Adding to what Roshan opined, Crisenta Dunuwila (33), a housewife, said that social media has become “an ugly mess” because of certain people with “non-refined, poor mentalities.” “We always hear about incidents where young women are being harassed due to bad, shortsighted decisions that they take. An example would be the incident where someone committed suicide after an exchange of nude photos. Knowing that these actions could lead to such negative consequences, why do we keep doing it continuously? As women, we have to be more observant” she commented.

Shashikala Assella, 35, who is a university academic, discussed multiple ways through which women are harassed on an online platform. She said that women are being targeted on social media, especially if they have attractive profile pictures or rather open profiles, by sexual predators and others. “Mostly, they are approached with the intention of either going out, which is also questionable, and then if refused they generally get abused on social media, on public forums, for their bodies and dress codes” she remarked.

Shashikala also pointed out to the perception of some who think that “it is their right to send friend request to any girl/woman they like”, arguing that, that itself shows lack of respect, and they think that women should accept their requests/ follow them just because they have shown interest in them. She also singled out instances when people whom one may have known before, but have no intention of keeping in touch with, send requests repeatedly and feel insulted if one ignores them, because they think it is their right to be connected. She concluded that women too need to be more aware of all the sexual predators waiting to victimize them on social media, being strong to delete people/ remove offensive comments and generally keeping themselves safe as much as they can.

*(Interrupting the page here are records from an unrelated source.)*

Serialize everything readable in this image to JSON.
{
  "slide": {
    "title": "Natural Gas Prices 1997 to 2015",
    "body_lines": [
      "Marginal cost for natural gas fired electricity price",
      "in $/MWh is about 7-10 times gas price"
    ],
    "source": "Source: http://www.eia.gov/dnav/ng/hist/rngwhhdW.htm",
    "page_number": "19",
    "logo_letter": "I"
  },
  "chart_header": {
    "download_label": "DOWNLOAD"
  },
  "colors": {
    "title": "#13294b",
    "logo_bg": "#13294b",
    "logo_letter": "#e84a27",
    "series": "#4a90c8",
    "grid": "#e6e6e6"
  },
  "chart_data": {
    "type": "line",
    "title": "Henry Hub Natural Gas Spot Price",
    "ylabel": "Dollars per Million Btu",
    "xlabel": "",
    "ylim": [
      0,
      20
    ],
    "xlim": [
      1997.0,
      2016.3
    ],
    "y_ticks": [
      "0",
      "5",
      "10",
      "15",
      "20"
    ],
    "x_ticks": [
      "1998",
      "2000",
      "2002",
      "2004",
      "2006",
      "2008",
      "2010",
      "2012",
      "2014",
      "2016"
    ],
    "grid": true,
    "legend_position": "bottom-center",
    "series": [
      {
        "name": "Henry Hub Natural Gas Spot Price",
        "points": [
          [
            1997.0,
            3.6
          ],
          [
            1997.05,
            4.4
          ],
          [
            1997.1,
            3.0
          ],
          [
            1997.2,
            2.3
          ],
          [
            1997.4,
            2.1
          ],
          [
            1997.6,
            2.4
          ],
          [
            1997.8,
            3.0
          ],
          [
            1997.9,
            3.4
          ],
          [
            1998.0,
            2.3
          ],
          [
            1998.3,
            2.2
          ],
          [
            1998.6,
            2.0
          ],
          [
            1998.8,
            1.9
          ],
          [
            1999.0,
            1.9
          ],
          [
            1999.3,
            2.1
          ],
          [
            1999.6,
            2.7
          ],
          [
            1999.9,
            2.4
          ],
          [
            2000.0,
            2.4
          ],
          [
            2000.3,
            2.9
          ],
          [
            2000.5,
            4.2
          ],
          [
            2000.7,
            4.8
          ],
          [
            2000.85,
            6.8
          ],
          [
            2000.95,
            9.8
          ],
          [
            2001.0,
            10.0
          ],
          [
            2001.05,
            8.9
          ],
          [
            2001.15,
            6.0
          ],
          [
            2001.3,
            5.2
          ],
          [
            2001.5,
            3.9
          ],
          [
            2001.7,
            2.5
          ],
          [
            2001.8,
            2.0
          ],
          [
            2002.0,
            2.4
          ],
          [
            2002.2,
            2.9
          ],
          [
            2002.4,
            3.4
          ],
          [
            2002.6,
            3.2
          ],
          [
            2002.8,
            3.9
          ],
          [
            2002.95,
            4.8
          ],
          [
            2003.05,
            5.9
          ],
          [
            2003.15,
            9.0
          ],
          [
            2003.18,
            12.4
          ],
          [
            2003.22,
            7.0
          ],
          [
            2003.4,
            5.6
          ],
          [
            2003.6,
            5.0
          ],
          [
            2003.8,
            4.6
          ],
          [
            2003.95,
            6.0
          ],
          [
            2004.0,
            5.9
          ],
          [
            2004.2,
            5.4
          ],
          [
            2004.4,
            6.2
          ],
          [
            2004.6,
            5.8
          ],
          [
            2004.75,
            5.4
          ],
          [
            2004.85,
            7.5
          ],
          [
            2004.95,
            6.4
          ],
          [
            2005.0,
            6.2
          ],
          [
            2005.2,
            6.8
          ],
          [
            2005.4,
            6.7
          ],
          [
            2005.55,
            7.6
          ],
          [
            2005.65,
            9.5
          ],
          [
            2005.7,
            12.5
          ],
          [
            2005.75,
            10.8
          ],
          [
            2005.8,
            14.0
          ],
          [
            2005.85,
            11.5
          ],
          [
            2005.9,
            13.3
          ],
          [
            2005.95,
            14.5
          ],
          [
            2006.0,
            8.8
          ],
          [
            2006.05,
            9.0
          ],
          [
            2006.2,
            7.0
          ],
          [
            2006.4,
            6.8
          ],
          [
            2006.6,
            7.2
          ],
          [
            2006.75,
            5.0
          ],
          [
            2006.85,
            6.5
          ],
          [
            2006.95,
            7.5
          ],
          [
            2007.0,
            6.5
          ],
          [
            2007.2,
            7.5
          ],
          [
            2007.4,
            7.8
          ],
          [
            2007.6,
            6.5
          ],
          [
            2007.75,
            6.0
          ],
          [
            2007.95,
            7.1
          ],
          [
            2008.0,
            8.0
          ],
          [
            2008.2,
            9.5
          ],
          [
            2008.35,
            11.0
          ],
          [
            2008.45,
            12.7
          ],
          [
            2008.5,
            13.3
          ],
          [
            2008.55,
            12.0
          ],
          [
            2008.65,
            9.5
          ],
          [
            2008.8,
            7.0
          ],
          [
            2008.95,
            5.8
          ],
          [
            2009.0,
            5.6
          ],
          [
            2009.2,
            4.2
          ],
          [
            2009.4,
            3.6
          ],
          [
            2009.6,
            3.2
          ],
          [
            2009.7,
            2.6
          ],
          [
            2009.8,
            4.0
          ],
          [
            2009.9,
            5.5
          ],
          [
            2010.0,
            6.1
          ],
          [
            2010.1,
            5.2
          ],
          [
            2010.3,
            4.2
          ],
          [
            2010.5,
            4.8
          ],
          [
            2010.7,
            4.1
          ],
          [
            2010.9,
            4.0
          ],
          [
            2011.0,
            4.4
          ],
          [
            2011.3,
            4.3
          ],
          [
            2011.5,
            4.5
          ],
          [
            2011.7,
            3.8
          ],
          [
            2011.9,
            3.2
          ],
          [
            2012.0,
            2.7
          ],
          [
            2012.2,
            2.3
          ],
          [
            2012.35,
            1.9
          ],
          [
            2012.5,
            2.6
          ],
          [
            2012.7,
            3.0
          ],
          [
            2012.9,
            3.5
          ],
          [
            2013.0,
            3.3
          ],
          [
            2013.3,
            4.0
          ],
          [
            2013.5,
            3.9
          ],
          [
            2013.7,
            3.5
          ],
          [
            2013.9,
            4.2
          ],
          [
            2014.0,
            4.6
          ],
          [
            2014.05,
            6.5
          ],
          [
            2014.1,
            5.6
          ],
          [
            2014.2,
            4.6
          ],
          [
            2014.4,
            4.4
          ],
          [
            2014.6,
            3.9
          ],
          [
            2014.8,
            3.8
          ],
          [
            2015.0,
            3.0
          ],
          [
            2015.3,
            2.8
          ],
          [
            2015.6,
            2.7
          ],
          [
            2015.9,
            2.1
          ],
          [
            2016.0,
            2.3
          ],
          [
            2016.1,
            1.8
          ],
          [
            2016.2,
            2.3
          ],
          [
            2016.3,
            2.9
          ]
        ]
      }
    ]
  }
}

In 2012, the whole world’s attention was directed towards cyberbullying when a teenager named Amanda Todd committed suicide after a series of incidents that involved cyberbullying and harassment. From time to time, various female targets surface on Sri Lankan Facebook sphere being shamed for their sexuality. For now, being cautious in our use of social media seems to be the most effective means through which we could counteract cyberbullying; eradication of misogyny and irresponsible online behaviour are also factors that require to be taken into account.